Reporters swarmed a neighborhood in a rural, wooded community about 35 miles south of Seattle, as attorney John Henry Browne confirmed the suspect, his client, was Army Staff Sgt. Robert Bales from Lake Tapps, Wash.
"I just can't believe Bob's the guy who did this," said Paul Wohlberg, a next-door neighbor who said his family was friends with the Bales. "A good guy got put in the wrong place at the wrong time . I never thought something like this would happen to him."
Five days after the shooting, a senior U.S. official first confirmed Friday it was Bales, speaking on condition of anonymity because of the sensitivity of the investigation into an incident that has roiled relations with Afghanistan. Military officials had said throughout the week that it was policy not to release the name until charges were filed.
Kassie Holland, who lives next door, said she would often see Bales playing with his two kids and the family together at the modern split-level home.

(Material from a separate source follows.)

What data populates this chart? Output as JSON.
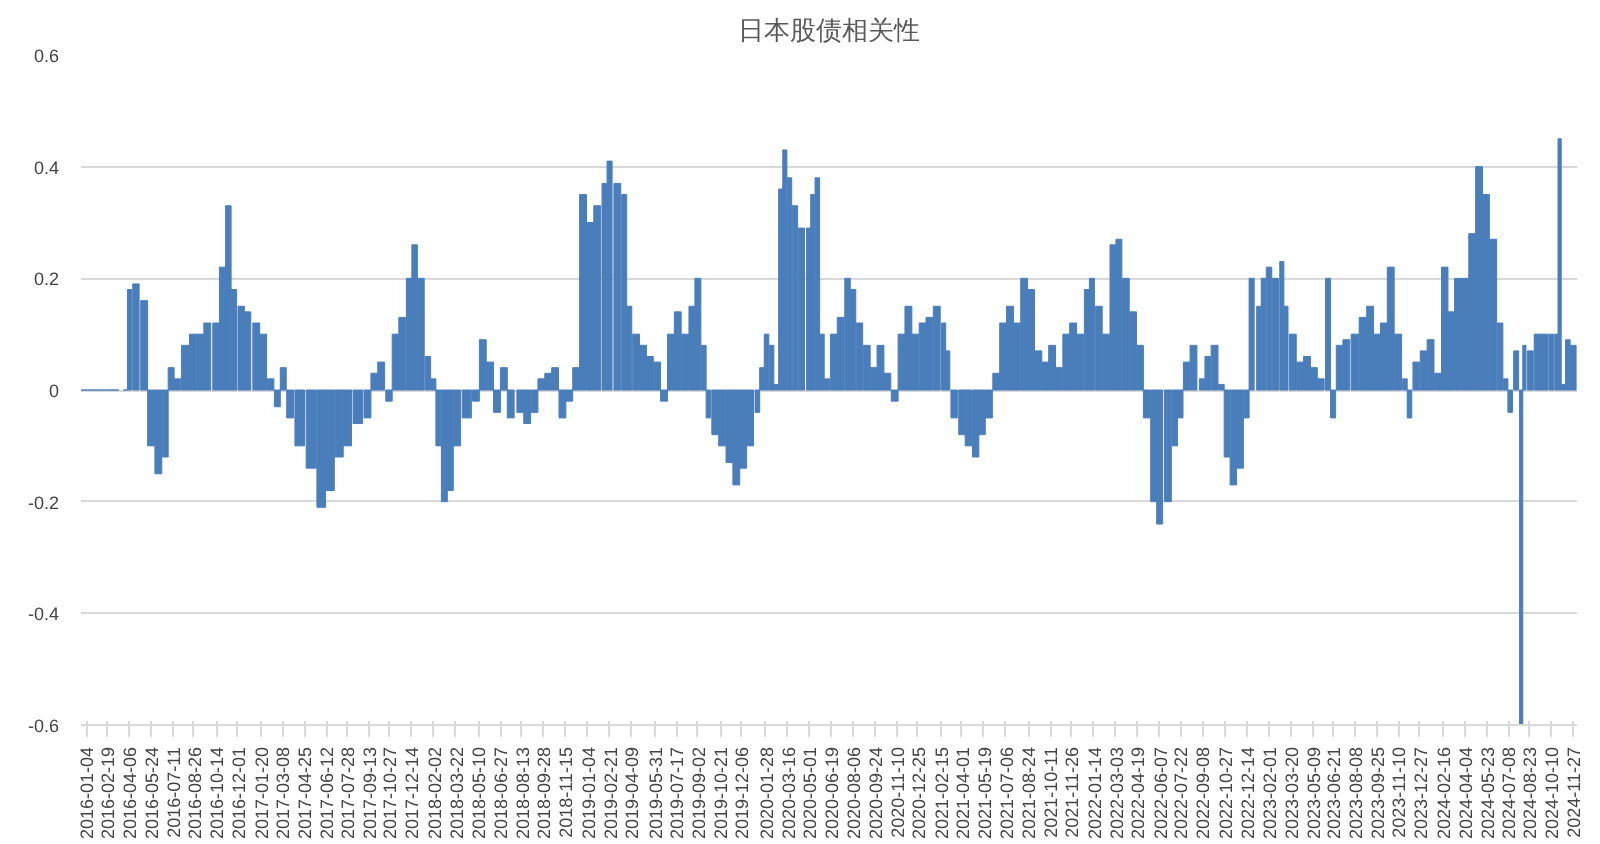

"My reaction is that I'm shocked," she said. "I can't believe it was him. There were no signs. It's really sad. I don't want to believe that he did it."
"He always had a good attitude about being in the service. He was never really angry about it. When I heard him talk, he said, it seemed like, yeah, that's my job. That's what I do. He never expressed a lot of emotion toward it."
Bales has not yet been charged. He was flown Friday from Kuwait and arrived Friday evening at a military detention center at Fort Leavenworth, Kan., the military's only maximum-security prison.
The Army said he was placed in his own cell, not a normal 4-person bay. He will get time out of his cell for hygiene and recreational purposes and religious support, if he desires
An Air Force cargo jet arrived at Kansas City International Airport, about an hour from the military prison, shortly after 9 p.m. Friday. Security was tight, with the terminal completely blocked off, and convoy of unmarked vehicles pulled off the tarmac and out of the airport.
Military officials say the soldier received sniper training and is assigned to the 2nd Battalion, 3rd Infantry Regiment of the 3rd Stryker Brigade Combat Team, of the 2nd Infantry Division, which is based at Lewis-McChord and has been dispatched to Iraq three times since 2003.
"I kind of sympathize for him, being gone, being sent over there four times," Beau Britt, who lives across the street. "I can understand he's probably quite wracked mentally, so I just hope that things are justified in court. I hope it goes OK."